Big Mike leaned closer and whispered into Dana’s ear so close that she could feel his breath in her ear.
She recoiled back and said, “Oh, that’s just disgusting and idiotic.”
“I warned you,” he said as he turned back to walk to his store. “Let me know if you need anything, like borrowing a cup of sugar. I’m your good neighbor,” Big Mike said, laughing at his own joke and going back to his surf shop.
“You’re a good guy, Big Mike,” Dana said as he walked away.
“Don’t leave me hanging. What did he tell you?” Courtney asked.
“That Barry and I had a thing, and one thing led to another and he winds up dead. A lovers’ quarrel, I guess,” Dana said, shaking her head.
“Oh, gross.”
“I wholeheartedly agree. I’m not going to let the town gossip wreck this moment,” Dana said, dangling the keys to the bookstore’s front door in the air.
She put the key into the door’s lock and turned.

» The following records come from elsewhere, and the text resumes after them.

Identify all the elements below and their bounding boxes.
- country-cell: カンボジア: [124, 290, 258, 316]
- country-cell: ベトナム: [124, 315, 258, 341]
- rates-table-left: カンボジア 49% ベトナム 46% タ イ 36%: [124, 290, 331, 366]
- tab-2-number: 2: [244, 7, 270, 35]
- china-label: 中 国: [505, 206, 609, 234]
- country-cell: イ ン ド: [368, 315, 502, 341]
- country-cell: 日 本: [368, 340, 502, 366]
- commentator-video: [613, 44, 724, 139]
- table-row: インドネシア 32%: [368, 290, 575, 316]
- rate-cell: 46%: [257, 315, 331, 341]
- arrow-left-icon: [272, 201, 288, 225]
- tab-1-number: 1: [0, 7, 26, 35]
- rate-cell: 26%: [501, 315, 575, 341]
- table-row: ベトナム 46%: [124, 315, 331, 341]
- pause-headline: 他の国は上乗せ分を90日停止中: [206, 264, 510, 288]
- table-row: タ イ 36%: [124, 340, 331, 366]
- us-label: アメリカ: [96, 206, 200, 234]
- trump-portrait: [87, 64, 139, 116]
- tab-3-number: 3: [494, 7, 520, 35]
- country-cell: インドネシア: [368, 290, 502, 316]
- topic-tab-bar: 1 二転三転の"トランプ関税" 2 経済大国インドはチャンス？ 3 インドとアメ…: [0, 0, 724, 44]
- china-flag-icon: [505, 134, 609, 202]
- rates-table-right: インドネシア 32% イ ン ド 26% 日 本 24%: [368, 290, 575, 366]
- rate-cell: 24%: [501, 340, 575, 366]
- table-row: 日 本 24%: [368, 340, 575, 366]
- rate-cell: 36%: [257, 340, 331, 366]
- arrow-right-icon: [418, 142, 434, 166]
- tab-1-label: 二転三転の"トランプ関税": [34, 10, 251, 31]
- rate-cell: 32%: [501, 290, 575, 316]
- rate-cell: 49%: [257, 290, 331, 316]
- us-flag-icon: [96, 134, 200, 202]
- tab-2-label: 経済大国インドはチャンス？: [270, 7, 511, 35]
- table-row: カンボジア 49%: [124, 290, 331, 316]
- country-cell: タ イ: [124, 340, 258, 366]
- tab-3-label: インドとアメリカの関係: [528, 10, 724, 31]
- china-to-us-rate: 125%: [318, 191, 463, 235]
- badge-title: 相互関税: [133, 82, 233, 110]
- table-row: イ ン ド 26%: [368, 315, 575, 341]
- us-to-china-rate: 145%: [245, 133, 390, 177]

Click. Unlocked. She had probably heard that sound a million times in her lifetime, but on tha
t day it was music to her ears.
“I don’t want to think about that or the case right now, I just want to step inside my bookstore and get this bad boy ready for show time,” Dana said as she stepped inside.
Twenty-Eight
It was dark inside. Dana and Courtney walked in on their tiptoes. She felt like they were Nancy Drew and Bess Marvin on the trail to solve a mystery.
She turned on the lights and she half expected the place to be coated in thick dust and cobwebs, but that was her mind making things seem worse in her head.
It had been less than a week since she had last been inside her bookstore as she prepared for the big grand opening which had come and gone.
The bookstore was pretty much as she had left it on that day. She was also pleasantly surprised the police hadn’t ransacked the place.
“This looks pretty normal. I thought it would be tossed and covered in that fingerprint powder stuff,” Courtney said, breaking Dana from her thoughts.
“Me too,” Dana said, sounding relieved.
“So… where was… you know… the body.”
Dana realized she had avoided even looking in that direction. “Over there, behind the counter,” she pointed with her chin, shoving her hands deep into her short pockets.
Courtney slowly walked towards the counter. Dana followed her. They hesitantly peered over the counter, which Dana thought was foolish. It’s not like the police would have left Barry’s dead body lying where she had found him.
Courtney glanced at Dana, who shrugged.
“I’ll be honest, and not to get all ghoulish, but I thought maybe there would be blood stains that we would need to clean up.”
Dana looked closer just in case, but the floor looked clean, vacuumed, even, and she wondered if the police actually tidied up after themselves. She shook that thought from her mind. It was time to focus on the store.
Dana and Courtney spent a couple hours at the bookstore doing inventory and cleaning. Not that she thought the police would be stealing ten-dollar paperbacks. And even though Detective Picado had matched all books in her database to make sure none were missing, Dana went through the inventory herself on her laptop and she came to the same conclusion as Picado: every book was accounted for.